L’adolescent était le révérend Al Sharpton. Et dans ce petit moment d’archives, nous pouvons voir que Sharpton était déjà ambitieux en son propre nom et au nom de la justice, un réseauteur de classe mondiale (il est devenu le tour manager de Brown) et un maître de la communication, combinant les cadences inspirantes d’un prédicateur , le timing d’une bande dessinée et la férocité de quelqu’un dont la croyance la plus profonde est sa croyance souvent répétée : “pas de justice : pas de paix”.

“Loudmouth” est un documentaire sur Sharpton en tant que défenseur public, composé presque entièrement d’images d’archives, sans nouveau commentaire à l’exception d’une interview avec Sharpton lui-même. Cela aborde légèrement l’un de ses cas les plus controversés, les allégations d’abus horribles de Tawana Brawley, 15 ans, et nous voyons l’affirmation malavisée de son avocat devant le tribunal selon laquelle elle ne semblerait pas répondre aux questions parce qu’aucune personne noire ne pourrait obtenir justice dans Amérique. La seule réponse de Sharpton aujourd’hui à la conclusion après une enquête de sept mois du grand jury qu’elle n’avait pas dit la vérité sur l’agression est que si vous pensez que le jury dans l’affaire OJ Simpson s’est trompé, vous devriez être prêt à interroger le jury dans son Cas. Il avoue qu’il voyait en elle toutes les femmes noires comme sa mère qui n’étaient pas soutenues par les hommes et qu’il devait donc la soutenir.

Le film ne couvre pas sa vie personnelle ou d’autres controverses comme les réclamations de l’IRS pour les impôts impayés ou son passage de pentecôtiste à baptiste. Mais dans un moment de réflexion, il dit que les épreuves qu’il a subies lui permettent de servir les autres avec authenticité. « Je ne suis pas venu leur faire honte ou les utiliser. Je suis venu les aider et aider la cause.

C’est un film qui observe Sharpton; elle ne cherche pas à l’expliquer ni à mesurer son impact. Ceux qui ne sont pas déjà au courant de son histoire peuvent la trouver superficielle ou déroutante. Le sens le plus clair que nous avons de son parcours est le contraste entre les premières images à l’apparence plus flamboyante et son look plus sobre, élégant et aminci, avec des costumes sur mesure impeccables et des cravates discrètes. Les images d’archives contiennent quelques critiques. Un homme dit que Sharpton est “dans le domaine des droits civiques” au lieu d’être un “leader des droits civiques”. Sharpton dit qu’il se bat pour les droits des Noirs à profiter de ce que le monde a à offrir. Pourquoi ne devrait-il pas?

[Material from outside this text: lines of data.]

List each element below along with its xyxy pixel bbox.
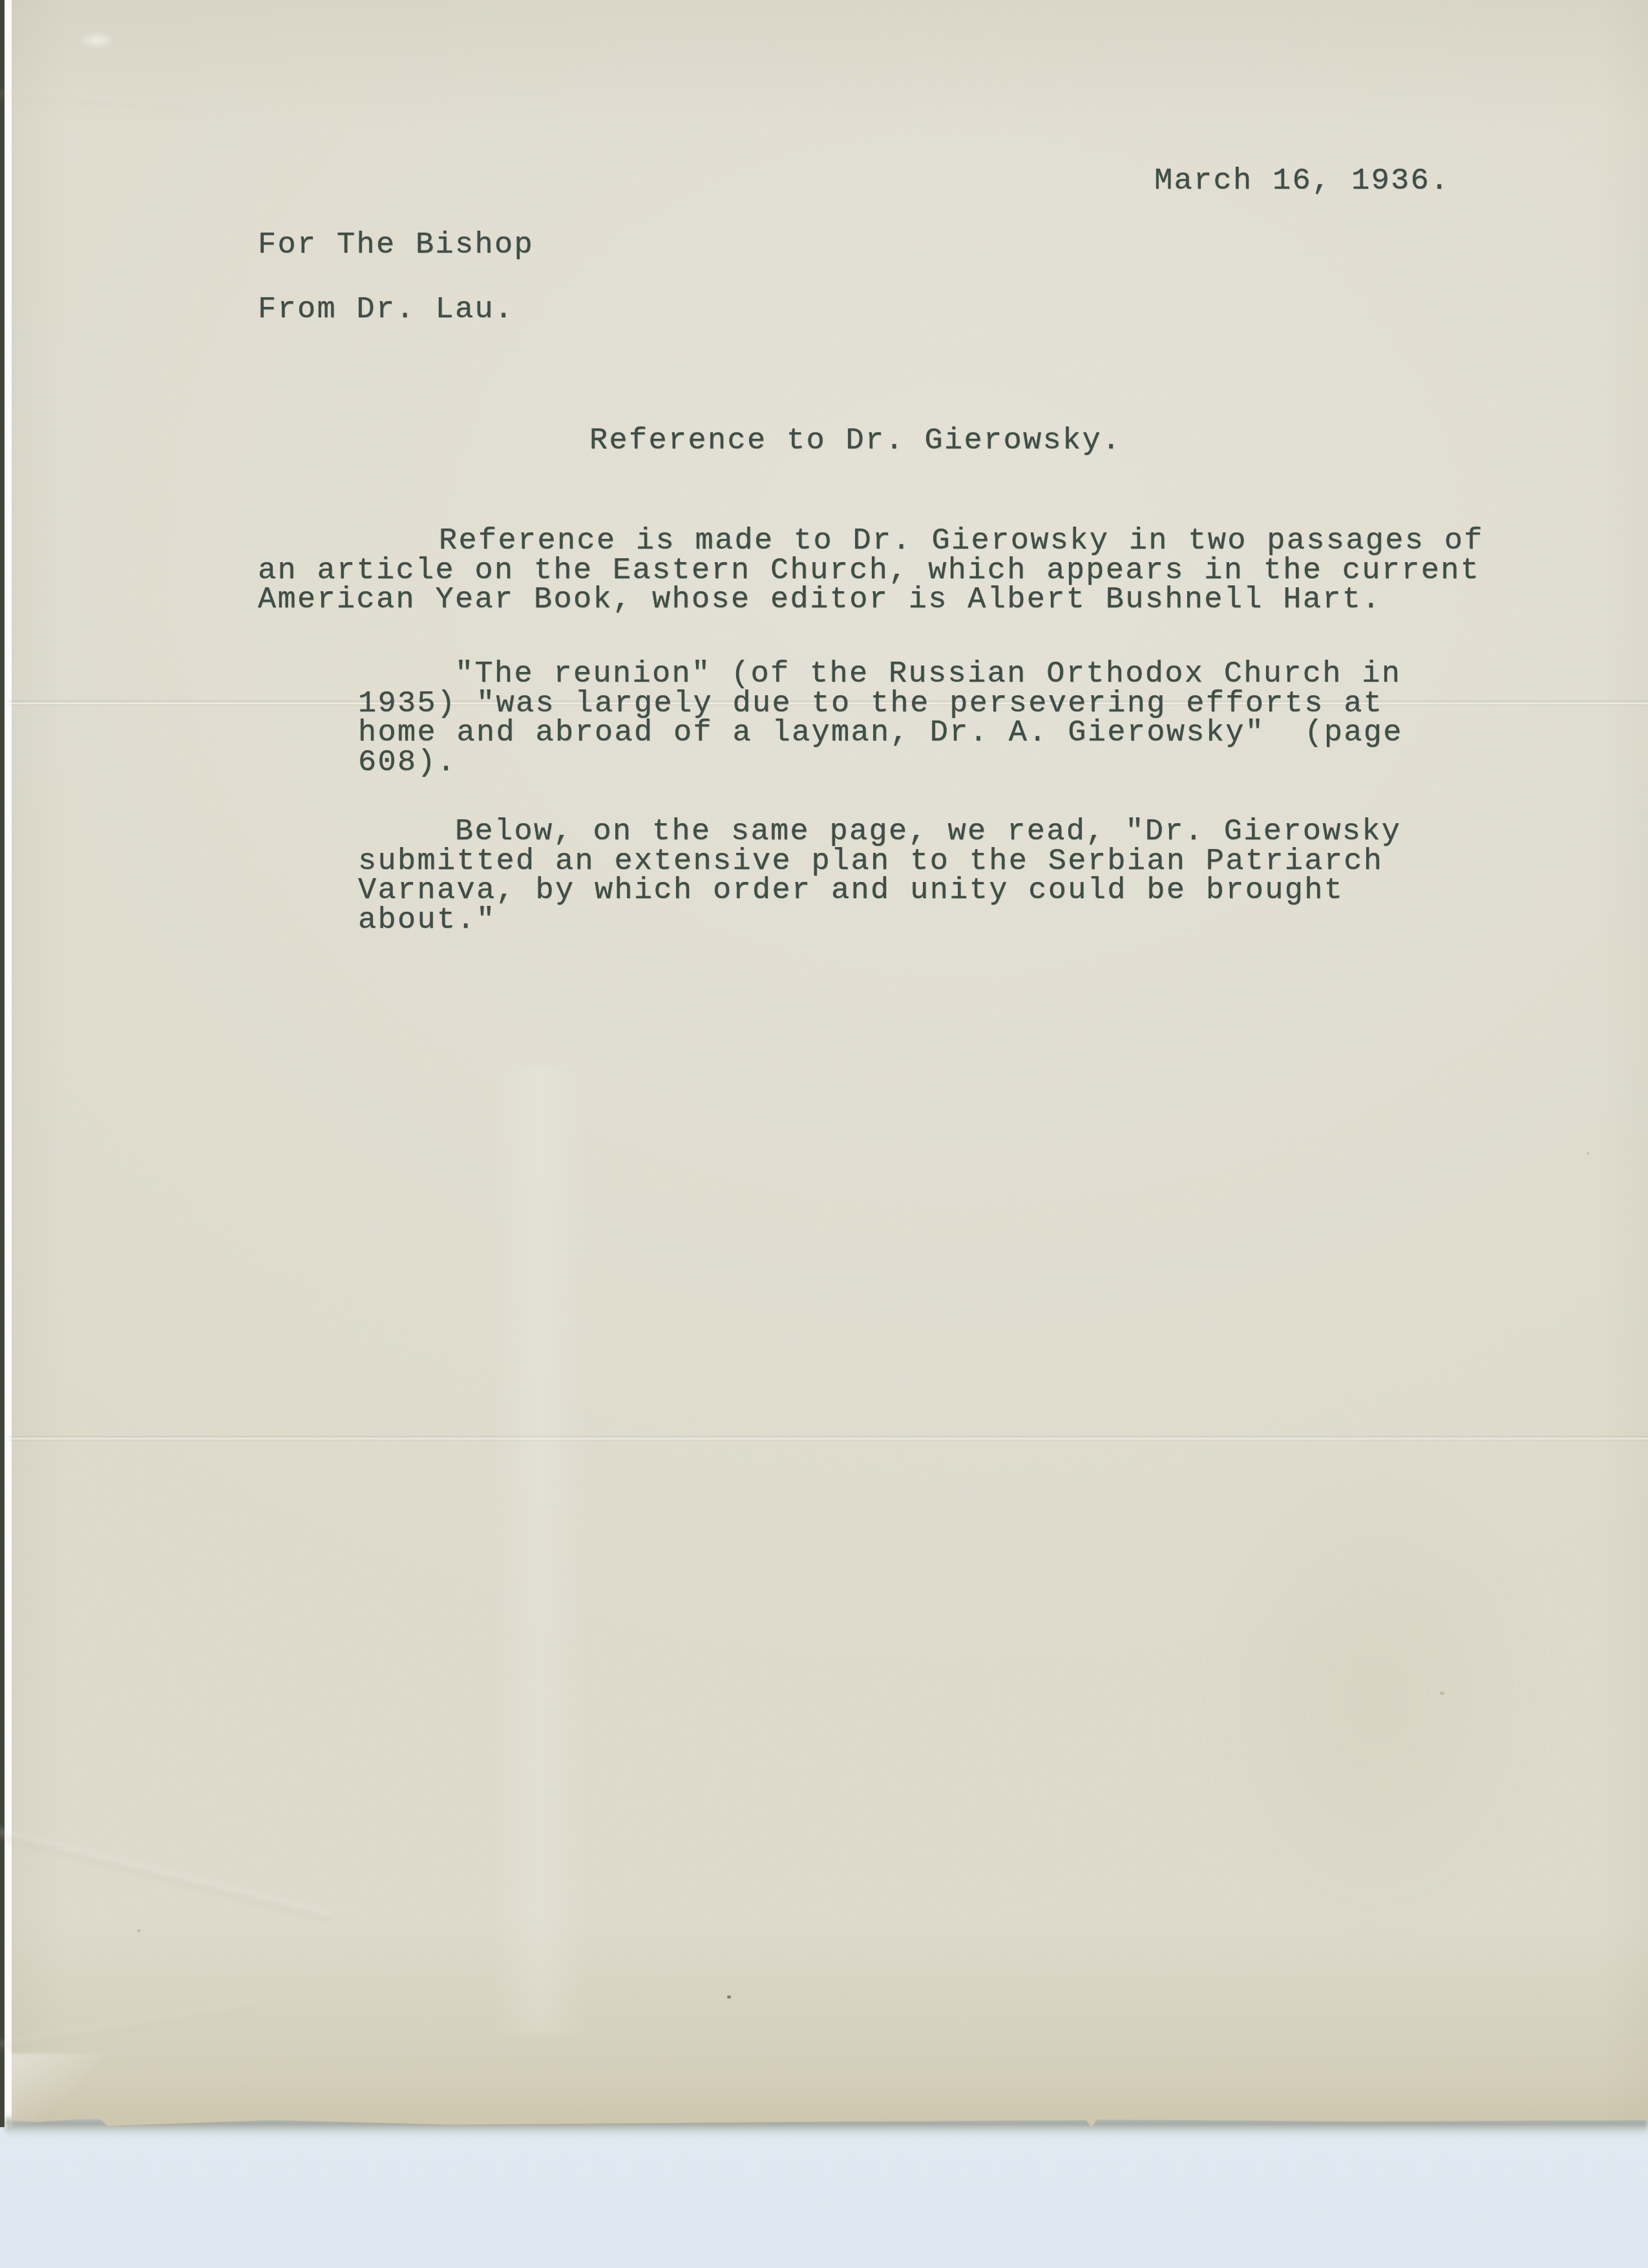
letter-quotation-1: "The reunion" (of the Russian Orthodox C… xyxy=(358,660,1403,777)
letter-sender-line: From Dr. Lau. xyxy=(258,295,514,325)
letter-paragraph-1: Reference is made to Dr. Gierowsky in tw… xyxy=(258,527,1484,615)
letter-recipient-line: For The Bishop xyxy=(258,231,534,260)
letter-quotation-2: Below, on the same page, we read, "Dr. G… xyxy=(358,817,1401,935)
scan-edge-dark-strip xyxy=(0,0,5,2127)
letter-date: March 16, 1936. xyxy=(1154,167,1450,196)
scan-edge-white-strip xyxy=(5,0,12,2127)
letter-subject-line: Reference to Dr. Gierowsky. xyxy=(589,426,1122,456)
paper-sheet xyxy=(0,0,1648,2130)
scanned-letter-page: { "document": { "date": "March 16, 1936.… xyxy=(0,0,1648,2268)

On a une idée de sa célébrité dans un énorme gala 65e fête d’anniversaire qui ouvre le film. Il est chaleureusement accueilli par Robert De Niro, alors gouverneur Andrew Cuomo (fils du gouverneur Sharpton contraint de nommer un procureur spécial) et le sénateur Chuck Schumer. Sharpton mentionne plus tard avoir été sur l’estrade du bâtiment du Capitole lorsque Barak Obama a prêté serment en tant que président. Mais un moment plus significatif pourrait être quand il dit tranquillement à l’adolescente Darnella Frazier, qui a pris la vidéo du téléphone portable de la mort de George Floyd, qu’il lui parlera plus tard pour s’assurer qu’elle obtient le soutien dont elle a besoin et qu’elle mérite. Oui, dit-il, il cherche la publicité. Mais c’est l’outil le plus important dont il dispose pour attirer l’attention sur les cas autrement invisibles, ceux dont les histoires peuvent stimuler un changement systémique. De manière significative, après que lui et d’autres membres de son groupe aient été arrêtés, c’est la séquence vidéo de l’arrestation qui les fait tous libérer. Et cela est équilibré par ce qu’il fait hors caméra, avec des appels téléphoniques quotidiens privés aux familles de ceux qu’il défend.